Paul Taylor, a towering figure of US modern dance who imbued his choreography with joyful, poetic exuberance, has died, his eponymous company said Thursday. He was 88.

Taylor, who died Wednesday, brought a radical new approach to the art form in the 1950s, creating a bridge between early modern masters like Martha Graham and Isadora Duncan and experimental contemporary dance.

He is one of the last giants of modern dance to pass away, after Graham, Merce Cunningham and Pina Bausch. His dance company was one of the first from the United States to tour around the world.

"Paul Taylor was one of the world's greatest dancemakers, and his passing deeply saddens not only those of us who worked with him, but also people all over the world whose spirits have been touched by his incomparable art," said Paul Taylor Dance Foundation artistic director Michael Novak.

"We are grateful for your love and support as we begin to carry on his legacy with the utmost fidelity and devotion," added Novak, a dance company member who Taylor picked earlier this year to serve as his successor.

In a particularly provocative 1957 concert of seven works, Taylor's "Duet" had him standing motionless while his partner reclined looking "calm in an exciting way" before the curtain closed.

Most of the audience left, Graham dubbed him a "naughty boy" and Dance Observer published a review featuring four square inches (26 square centimeters) of blank paper.

That daring, convention-breaking spirit paved the way for the postmodern dance greats who emerged out of the Judson Dance Theater in the early 1960s like Trisha Brown, Steve Paxton and Yvonne Rainer.

Taylor collaborated closely with artists both avant-garde and established, including multiple pieces with designs by Robert Rauschenberg, others with music composed by John Cage and a decades-long collaboration with painter Alex Katz.

Through it all, Taylor kept a sense of humor, with a twinkle in his eye.
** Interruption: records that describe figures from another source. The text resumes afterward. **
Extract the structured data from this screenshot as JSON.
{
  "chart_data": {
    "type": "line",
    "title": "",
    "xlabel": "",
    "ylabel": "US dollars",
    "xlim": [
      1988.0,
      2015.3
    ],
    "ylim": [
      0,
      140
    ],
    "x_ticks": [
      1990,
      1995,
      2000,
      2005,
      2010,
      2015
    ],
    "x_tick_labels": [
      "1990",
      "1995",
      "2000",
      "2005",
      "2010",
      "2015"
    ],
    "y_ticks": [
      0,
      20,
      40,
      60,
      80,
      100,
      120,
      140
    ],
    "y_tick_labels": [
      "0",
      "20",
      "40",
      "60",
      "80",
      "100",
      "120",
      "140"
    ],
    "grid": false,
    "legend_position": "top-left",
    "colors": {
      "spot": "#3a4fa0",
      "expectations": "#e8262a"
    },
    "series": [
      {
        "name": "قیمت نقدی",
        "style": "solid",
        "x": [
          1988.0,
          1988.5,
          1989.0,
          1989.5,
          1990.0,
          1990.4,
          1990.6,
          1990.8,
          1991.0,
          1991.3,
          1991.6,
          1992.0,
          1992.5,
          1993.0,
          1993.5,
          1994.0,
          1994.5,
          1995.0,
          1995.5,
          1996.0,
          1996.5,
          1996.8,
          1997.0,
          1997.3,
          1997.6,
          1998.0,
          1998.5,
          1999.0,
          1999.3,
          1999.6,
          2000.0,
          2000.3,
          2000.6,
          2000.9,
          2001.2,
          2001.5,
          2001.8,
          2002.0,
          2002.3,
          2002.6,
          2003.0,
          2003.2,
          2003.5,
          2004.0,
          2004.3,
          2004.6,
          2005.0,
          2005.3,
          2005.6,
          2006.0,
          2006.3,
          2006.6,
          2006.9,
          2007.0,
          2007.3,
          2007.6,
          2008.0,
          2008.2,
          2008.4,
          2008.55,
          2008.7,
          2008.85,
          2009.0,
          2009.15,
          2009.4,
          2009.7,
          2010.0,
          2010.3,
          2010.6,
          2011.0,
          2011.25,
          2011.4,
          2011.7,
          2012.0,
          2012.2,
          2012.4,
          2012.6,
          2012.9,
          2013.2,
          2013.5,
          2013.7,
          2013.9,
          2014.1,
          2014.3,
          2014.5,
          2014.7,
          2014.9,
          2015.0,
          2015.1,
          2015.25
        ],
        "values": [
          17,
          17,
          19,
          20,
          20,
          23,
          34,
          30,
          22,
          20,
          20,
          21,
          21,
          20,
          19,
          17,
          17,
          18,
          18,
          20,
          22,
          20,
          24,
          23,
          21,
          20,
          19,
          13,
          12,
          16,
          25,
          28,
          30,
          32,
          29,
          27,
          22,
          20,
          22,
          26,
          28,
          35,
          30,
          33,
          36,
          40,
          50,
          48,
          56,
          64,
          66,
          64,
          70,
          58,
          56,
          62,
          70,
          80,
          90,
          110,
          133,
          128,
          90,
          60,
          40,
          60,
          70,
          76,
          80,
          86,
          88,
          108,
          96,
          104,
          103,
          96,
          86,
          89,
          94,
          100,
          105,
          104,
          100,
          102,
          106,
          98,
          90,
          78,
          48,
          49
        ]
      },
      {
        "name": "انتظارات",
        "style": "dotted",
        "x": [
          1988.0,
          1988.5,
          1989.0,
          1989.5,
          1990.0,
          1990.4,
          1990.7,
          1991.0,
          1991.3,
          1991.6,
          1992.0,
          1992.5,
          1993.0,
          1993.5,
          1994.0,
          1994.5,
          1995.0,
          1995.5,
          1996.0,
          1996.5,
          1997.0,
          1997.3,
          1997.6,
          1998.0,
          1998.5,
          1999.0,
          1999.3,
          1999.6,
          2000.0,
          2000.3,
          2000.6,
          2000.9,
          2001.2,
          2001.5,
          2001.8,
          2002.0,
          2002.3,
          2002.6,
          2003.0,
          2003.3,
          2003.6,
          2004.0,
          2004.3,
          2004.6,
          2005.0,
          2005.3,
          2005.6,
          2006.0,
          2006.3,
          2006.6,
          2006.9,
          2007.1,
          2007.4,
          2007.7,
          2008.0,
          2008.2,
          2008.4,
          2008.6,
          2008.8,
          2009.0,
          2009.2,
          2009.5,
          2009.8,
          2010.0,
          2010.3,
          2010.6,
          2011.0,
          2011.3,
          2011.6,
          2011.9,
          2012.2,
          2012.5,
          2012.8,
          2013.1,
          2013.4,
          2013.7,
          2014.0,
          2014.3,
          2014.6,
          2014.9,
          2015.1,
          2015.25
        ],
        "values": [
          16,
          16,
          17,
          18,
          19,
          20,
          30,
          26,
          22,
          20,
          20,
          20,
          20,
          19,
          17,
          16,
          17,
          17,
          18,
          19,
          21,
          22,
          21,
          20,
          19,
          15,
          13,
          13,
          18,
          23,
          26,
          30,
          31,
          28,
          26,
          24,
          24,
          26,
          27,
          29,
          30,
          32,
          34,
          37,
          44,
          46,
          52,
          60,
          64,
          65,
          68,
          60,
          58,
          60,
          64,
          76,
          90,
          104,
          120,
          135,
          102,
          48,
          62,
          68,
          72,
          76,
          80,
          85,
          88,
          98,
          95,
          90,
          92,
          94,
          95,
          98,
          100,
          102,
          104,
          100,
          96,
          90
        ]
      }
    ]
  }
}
Among his roster of illustrious company designers was one named George Tacit.

It was only recently that Taylor admitted -- somewhat tacitly -- that he was in fact Tacit, having shied from making it known that he had designed costumes for a company that already bears his name.

Born in Pittsburgh, Pennsylvania on July 29, 1930 in the wake of the Great Depression, Taylor grew up in the US capital and surrounding region. While attending Syracuse University on a swimming scholarship, he discovered dance in books he read at the library and transferred to the Juilliard School in New York.

He assembled a small group of dancers in 1954, performing himself until focusing more exclusively on choreography 20 years later.

Taylor, who danced in his early years for Graham, Cunningham and George Balanchine -- considered the father of American ballet -- brought technical prowess and physicality to the art form, often coupled with chirpy, colorful movements, scores and costumes.

He gained national and international renown with pieces like "Aureole" (1962), initially intended to upset modern dance purists but ultimately celebrated by modern ballet companies with its accessible, upbeat Handel score and lightly swaying costumes.

Showing his versatility, a year later he created the bleak "Scudorama," where eight dancers shrouded beneath multicolored beach towels crawl across the floor -- set to a score that Taylor commissioned asking that it have the same tempo as Igor Stravinsky's "Rite of Spring." In 1980, Taylor created a riotous work with a two-piano arrangement of the "Rite" score, the storyline featuring gangsters and a kidnapping.

"He was a great storyteller through his dance, and he was America's master modern choreographer," Bodyvox dance company co-artistic director Ashley Roland told AFP.

"He created a strong dance vernacular, especially through men, in pieces like 'Arden Court' and 'Cloven Kingdom.' He was a swimmer, and his arm movement drove his dance with power and grace." Matthew Bourne, the British choreographer known for his all-male take on the Russian ballet classic "Swan Lake," mourned "a great loss," adding that Taylor's "influence and sense of pure joy in movement continue to be an inspiration to dancers worldwide."